Code Review Short Checklist
<%For Reviewee:
* Engage in discussion with the reviewer regarding the code and requirements.
* Take notes of feedback and improvement suggestions.
* Address identified improvements before the next review iteration.
For Reviewer:
* Offer feedback on strengths and weaknesses of the code.
* Give specific suggestions for improvement and guide on addressing issues.
* Ensure that feedback helps enhance code quality and align with standards.%>


Reviewee Pre-Review Preparation: 
* Are all preconditions and prerequisites met for the review?
* Do reviewer have access to the necessary documentation and requirements?

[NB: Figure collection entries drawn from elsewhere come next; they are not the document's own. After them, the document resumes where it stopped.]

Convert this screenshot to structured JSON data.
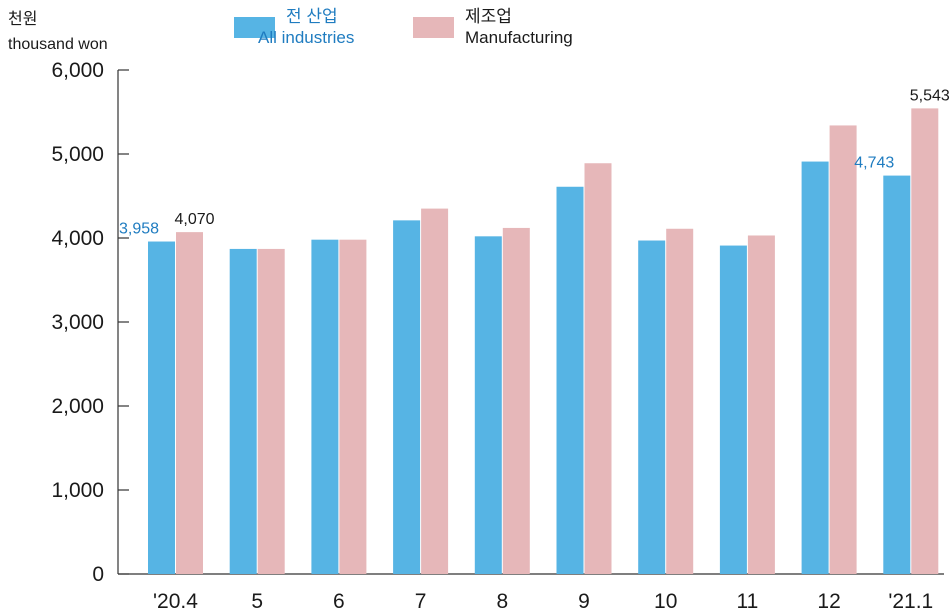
{
  "chart_data": {
    "type": "bar",
    "unit_ko": "천원",
    "unit_en": "thousand won",
    "categories": [
      "'20.4",
      "5",
      "6",
      "7",
      "8",
      "9",
      "10",
      "11",
      "12",
      "'21.1"
    ],
    "series": [
      {
        "name_ko": "전 산업",
        "name_en": "All industries",
        "color": "#56b4e4",
        "label_color": "#1f7cc0",
        "values": [
          3958,
          3870,
          3980,
          4210,
          4020,
          4610,
          3970,
          3910,
          4910,
          4743
        ],
        "data_labels": {
          "0": "3,958",
          "9": "4,743"
        }
      },
      {
        "name_ko": "제조업",
        "name_en": "Manufacturing",
        "color": "#e6b7b9",
        "label_color": "#1a1a1a",
        "values": [
          4070,
          3870,
          3980,
          4350,
          4120,
          4890,
          4110,
          4030,
          5340,
          5543
        ],
        "data_labels": {
          "0": "4,070",
          "9": "5,543"
        }
      }
    ],
    "yticks": [
      "0",
      "1,000",
      "2,000",
      "3,000",
      "4,000",
      "5,000",
      "6,000"
    ],
    "ylim": [
      0,
      6000
    ],
    "grid": false,
    "legend_position": "top-center"
  }
}
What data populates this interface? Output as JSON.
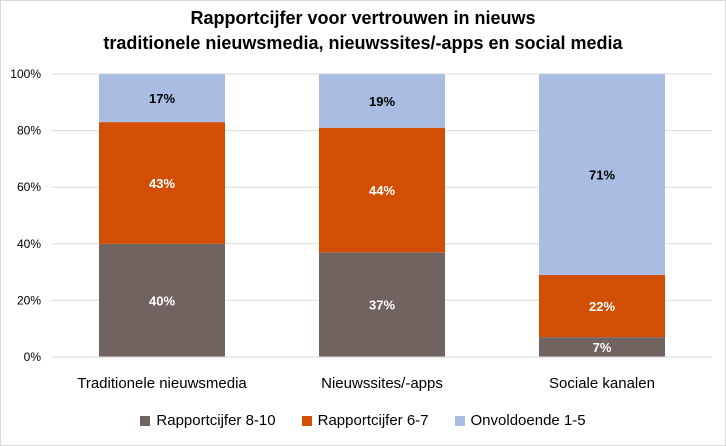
{
  "chart_data": {
    "type": "bar",
    "stacked": true,
    "title": [
      "Rapportcijfer voor vertrouwen in nieuws",
      "traditionele nieuwsmedia, nieuwssites/-apps en social media"
    ],
    "categories": [
      "Traditionele nieuwsmedia",
      "Nieuwssites/-apps",
      "Sociale kanalen"
    ],
    "series": [
      {
        "name": "Rapportcijfer 8-10",
        "color": "#71635f",
        "label_color": "#ffffff",
        "values": [
          40,
          37,
          7
        ],
        "labels": [
          "40%",
          "37%",
          "7%"
        ]
      },
      {
        "name": "Rapportcijfer 6-7",
        "color": "#d24e04",
        "label_color": "#ffffff",
        "values": [
          43,
          44,
          22
        ],
        "labels": [
          "43%",
          "44%",
          "22%"
        ]
      },
      {
        "name": "Onvoldoende 1-5",
        "color": "#a9bde3",
        "label_color": "#000000",
        "values": [
          17,
          19,
          71
        ],
        "labels": [
          "17%",
          "19%",
          "71%"
        ]
      }
    ],
    "ylim": [
      0,
      100
    ],
    "yticks": [
      "0%",
      "20%",
      "40%",
      "60%",
      "80%",
      "100%"
    ],
    "grid": true,
    "legend": "bottom"
  }
}
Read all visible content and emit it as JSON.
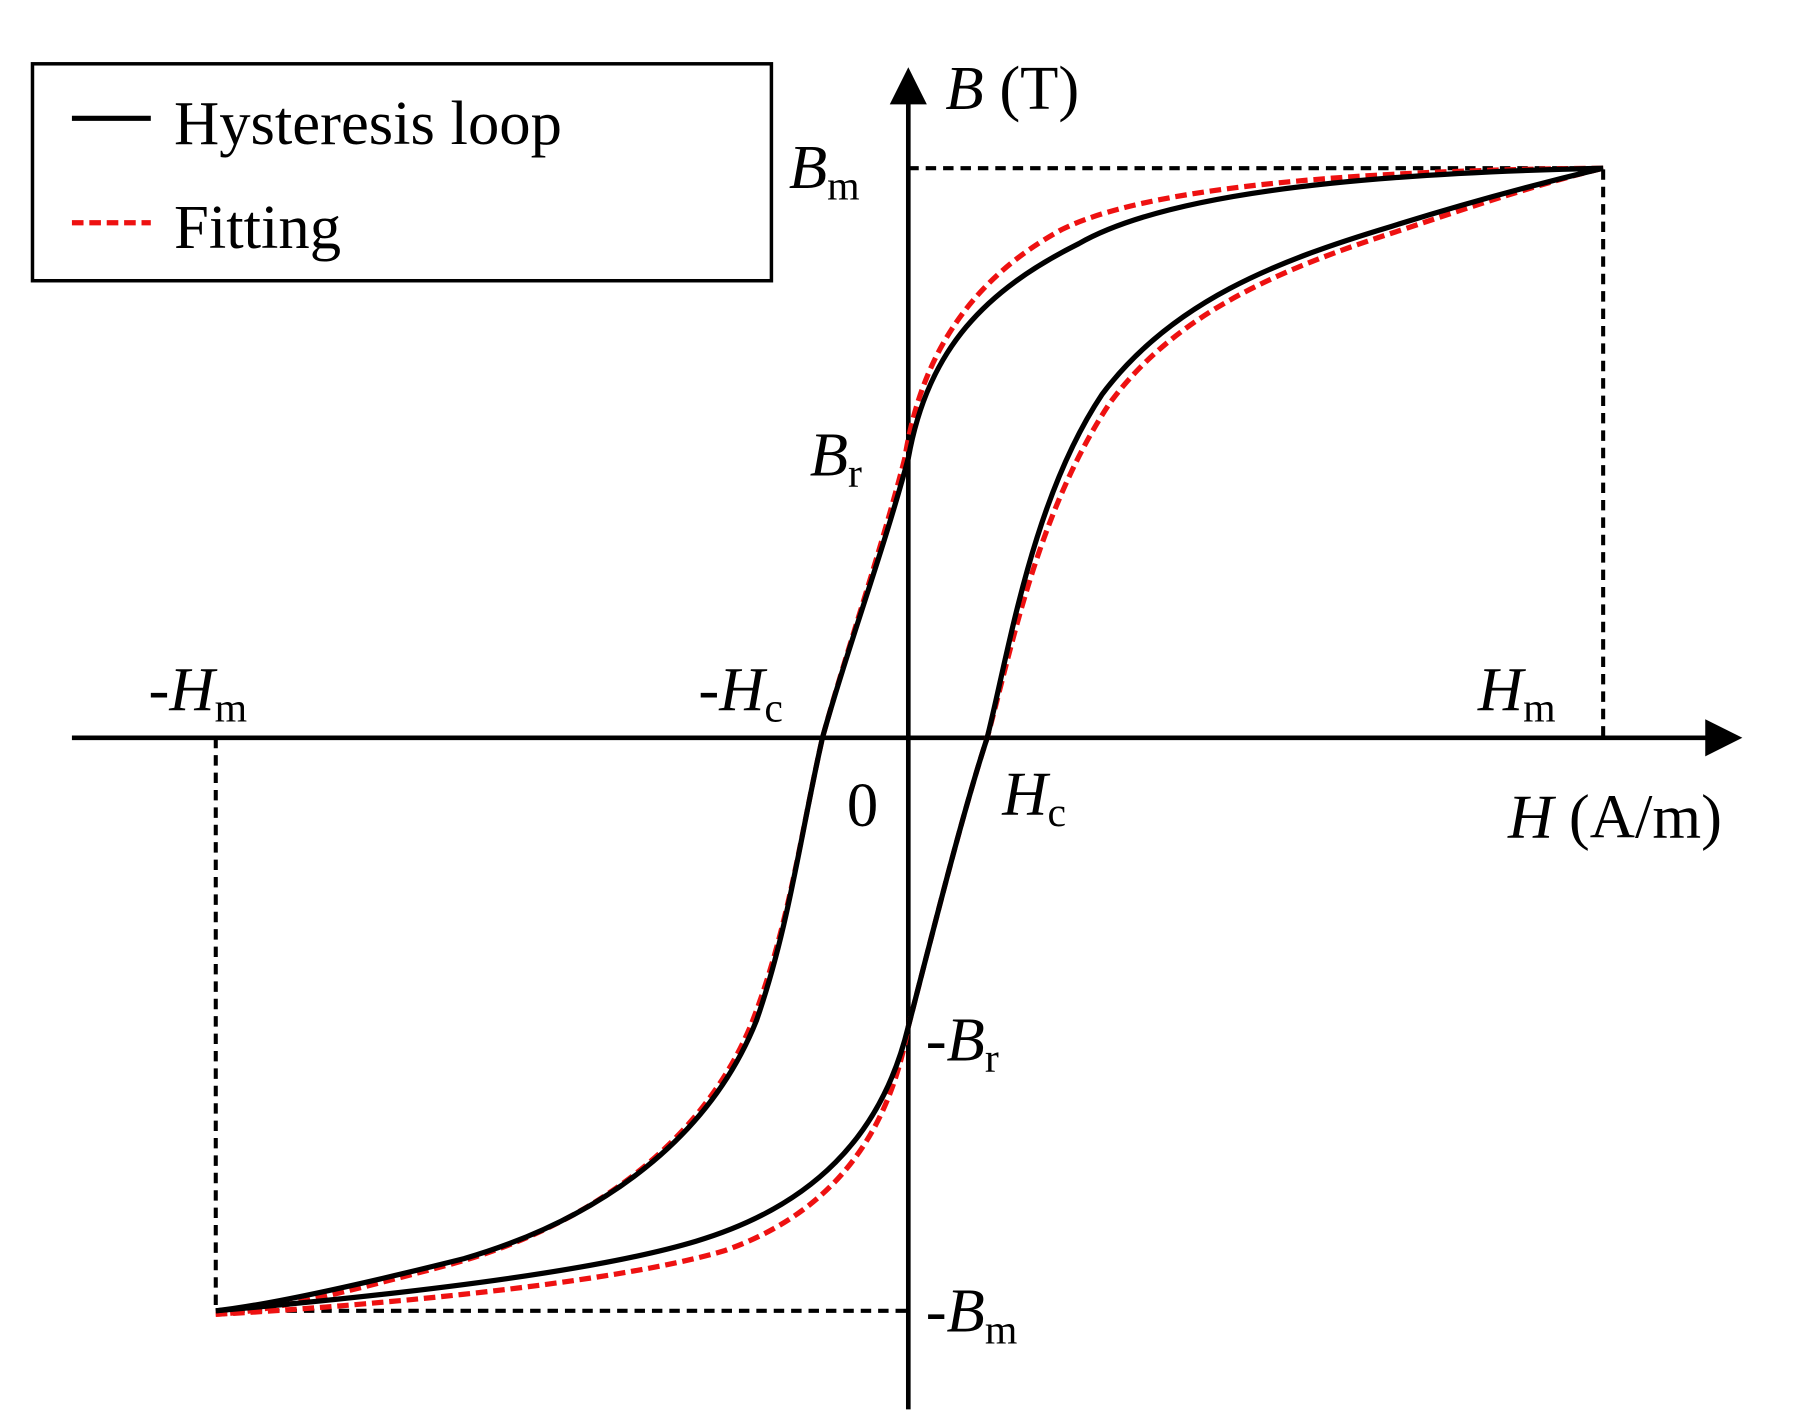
{
  "legend": {
    "items": [
      {
        "label": "Hysteresis loop"
      },
      {
        "label": "Fitting"
      }
    ]
  },
  "axes": {
    "y": {
      "symbol": "B",
      "unit": "(T)"
    },
    "x": {
      "symbol": "H",
      "unit": "(A/m)"
    }
  },
  "origin": "0",
  "labels": {
    "b_max": {
      "symbol": "B",
      "subscript": "m"
    },
    "b_rem": {
      "symbol": "B",
      "subscript": "r"
    },
    "neg_b_rem": {
      "sign": "-",
      "symbol": "B",
      "subscript": "r"
    },
    "neg_b_max": {
      "sign": "-",
      "symbol": "B",
      "subscript": "m"
    },
    "neg_h_max": {
      "sign": "-",
      "symbol": "H",
      "subscript": "m"
    },
    "neg_h_coer": {
      "sign": "-",
      "symbol": "H",
      "subscript": "c"
    },
    "h_max": {
      "symbol": "H",
      "subscript": "m"
    },
    "h_coer": {
      "symbol": "H",
      "subscript": "c"
    }
  }
}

Reviewer Understanding Requirements:
* Does the solution align with the defined requirements?
* Have Reviewee identified the target audience and their specific needs?
* Have security requirements and permission control been confirmed?
Code Quality and Readability:
* Is the code readable and understand without excessive comments?
* Are coding standards a

{'question': 'What is the checklist for a code review?',
 'answers': [{'text': 'For Reviewee:\n* Engage in discussion with the reviewer regarding the code and requirements.\n* Take notes of feedback and improvement suggestions.\n* Address identified improvements before the next review iteration.\nFor Reviewer:\n* Offer feedback on strengths and weaknesses of the code.\n* Give specific suggestions for improvement and guide on addressing issues.\n* Ensure that feedback helps enhance code quality and align with standards.',
   'answer_start': 28}]}

In [4]:
a = "Some text <%matched1%> with <%matched2%> matches."
pattern = r"<%.*?%>"  # 这个模式会匹配 "<%...%>"

result = re.sub(pattern, lambda x: x.group(0)[2:-3], a)
print(result)

Some text matched with matched matches.